Outside political and economic news provided no support to cotton, as it seems a fuss is brewing in Washington as to how, when, where to re-open the U.S. economy.Thus, the Dow Jones was triple-digit lower all day.
The majority of other commodities were lower as well. Even a coordinated cut to global oil production hardly made a dent in the falling energy markets.
Monday afternoon, USDA will issue its second planting progress data for the season. Last week saw plantings less than 10% complete, with south Texas having the majority of that activity.
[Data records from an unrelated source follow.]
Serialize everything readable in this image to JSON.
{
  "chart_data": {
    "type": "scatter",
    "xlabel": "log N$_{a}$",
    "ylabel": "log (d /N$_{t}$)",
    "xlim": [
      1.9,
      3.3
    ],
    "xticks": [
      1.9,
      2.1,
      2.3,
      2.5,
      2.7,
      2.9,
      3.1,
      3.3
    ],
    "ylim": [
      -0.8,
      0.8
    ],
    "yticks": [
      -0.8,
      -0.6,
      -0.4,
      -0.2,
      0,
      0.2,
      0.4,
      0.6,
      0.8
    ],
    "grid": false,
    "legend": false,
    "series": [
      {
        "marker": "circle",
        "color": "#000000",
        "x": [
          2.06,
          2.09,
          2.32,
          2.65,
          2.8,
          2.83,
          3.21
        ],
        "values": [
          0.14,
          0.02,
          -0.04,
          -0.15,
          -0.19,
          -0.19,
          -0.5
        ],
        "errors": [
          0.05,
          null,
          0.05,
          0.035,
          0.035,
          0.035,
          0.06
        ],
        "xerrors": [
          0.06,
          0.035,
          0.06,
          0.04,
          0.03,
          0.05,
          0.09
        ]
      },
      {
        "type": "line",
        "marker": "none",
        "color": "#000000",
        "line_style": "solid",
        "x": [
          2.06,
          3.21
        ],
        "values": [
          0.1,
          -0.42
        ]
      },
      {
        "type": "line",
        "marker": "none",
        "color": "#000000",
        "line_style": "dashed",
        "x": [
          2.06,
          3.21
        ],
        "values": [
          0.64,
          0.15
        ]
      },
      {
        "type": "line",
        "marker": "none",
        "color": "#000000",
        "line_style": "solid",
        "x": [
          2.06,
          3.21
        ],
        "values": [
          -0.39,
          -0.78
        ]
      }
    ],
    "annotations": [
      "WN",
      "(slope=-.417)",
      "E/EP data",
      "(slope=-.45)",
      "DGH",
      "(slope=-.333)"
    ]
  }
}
Into Monday morning there was some sizable thunderstorms coming across the southeast. Although much-needed rain did fall, it was not without troubles. At one time, some 1.30 million customers lost power across both Carolinas.
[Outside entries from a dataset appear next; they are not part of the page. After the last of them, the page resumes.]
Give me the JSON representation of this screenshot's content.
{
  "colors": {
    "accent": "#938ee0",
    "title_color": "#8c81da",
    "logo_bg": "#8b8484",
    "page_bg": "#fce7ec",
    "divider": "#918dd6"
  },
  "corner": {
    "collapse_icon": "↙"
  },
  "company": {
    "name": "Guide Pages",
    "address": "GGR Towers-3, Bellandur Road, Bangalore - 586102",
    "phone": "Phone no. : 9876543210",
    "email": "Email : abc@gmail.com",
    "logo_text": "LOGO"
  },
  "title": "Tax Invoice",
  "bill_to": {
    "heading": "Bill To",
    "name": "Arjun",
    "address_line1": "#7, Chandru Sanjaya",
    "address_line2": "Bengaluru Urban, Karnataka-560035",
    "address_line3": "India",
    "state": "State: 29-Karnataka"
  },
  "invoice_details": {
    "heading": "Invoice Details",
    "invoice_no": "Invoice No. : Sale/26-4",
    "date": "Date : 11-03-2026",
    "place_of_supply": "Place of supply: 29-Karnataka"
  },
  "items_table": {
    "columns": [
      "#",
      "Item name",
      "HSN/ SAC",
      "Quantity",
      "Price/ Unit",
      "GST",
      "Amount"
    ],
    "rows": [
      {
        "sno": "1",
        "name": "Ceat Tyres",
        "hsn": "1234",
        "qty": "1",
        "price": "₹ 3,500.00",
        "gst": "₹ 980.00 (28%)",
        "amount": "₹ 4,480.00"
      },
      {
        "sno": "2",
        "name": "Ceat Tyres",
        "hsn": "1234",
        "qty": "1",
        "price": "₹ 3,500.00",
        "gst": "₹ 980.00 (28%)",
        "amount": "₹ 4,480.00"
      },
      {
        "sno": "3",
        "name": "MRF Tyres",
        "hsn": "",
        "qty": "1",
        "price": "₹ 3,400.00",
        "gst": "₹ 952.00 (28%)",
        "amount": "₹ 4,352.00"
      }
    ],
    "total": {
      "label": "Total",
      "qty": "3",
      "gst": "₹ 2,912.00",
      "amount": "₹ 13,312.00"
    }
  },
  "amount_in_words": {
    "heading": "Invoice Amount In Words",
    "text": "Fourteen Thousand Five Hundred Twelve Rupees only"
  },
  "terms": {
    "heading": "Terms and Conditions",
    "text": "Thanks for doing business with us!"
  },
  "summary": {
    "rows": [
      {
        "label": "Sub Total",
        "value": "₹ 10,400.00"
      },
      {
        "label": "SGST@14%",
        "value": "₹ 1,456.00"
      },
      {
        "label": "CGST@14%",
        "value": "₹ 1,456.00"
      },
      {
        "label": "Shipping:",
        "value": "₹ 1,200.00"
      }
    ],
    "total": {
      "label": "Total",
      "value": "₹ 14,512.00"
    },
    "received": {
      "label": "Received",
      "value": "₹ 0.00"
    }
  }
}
In other developments, the U.S. dollar was measurably lower Monday, as certain segments of the European Union announced they are reopening their respective economies.
World currency traders weigh the various political and economic events transpiring across the globe to base their buy-and-sell decisions. Currently, with the U.S. is seemingly suffering the worst from coronavirus and the dollar is catching much more selling.
May cotton closed at 52.76 cents, down 1.61 cents, July finished at 53.07 cents, off 1.33 cents and December ended at 55.32 cents, down 0.64 cent. Estimated volume was 47,071 points.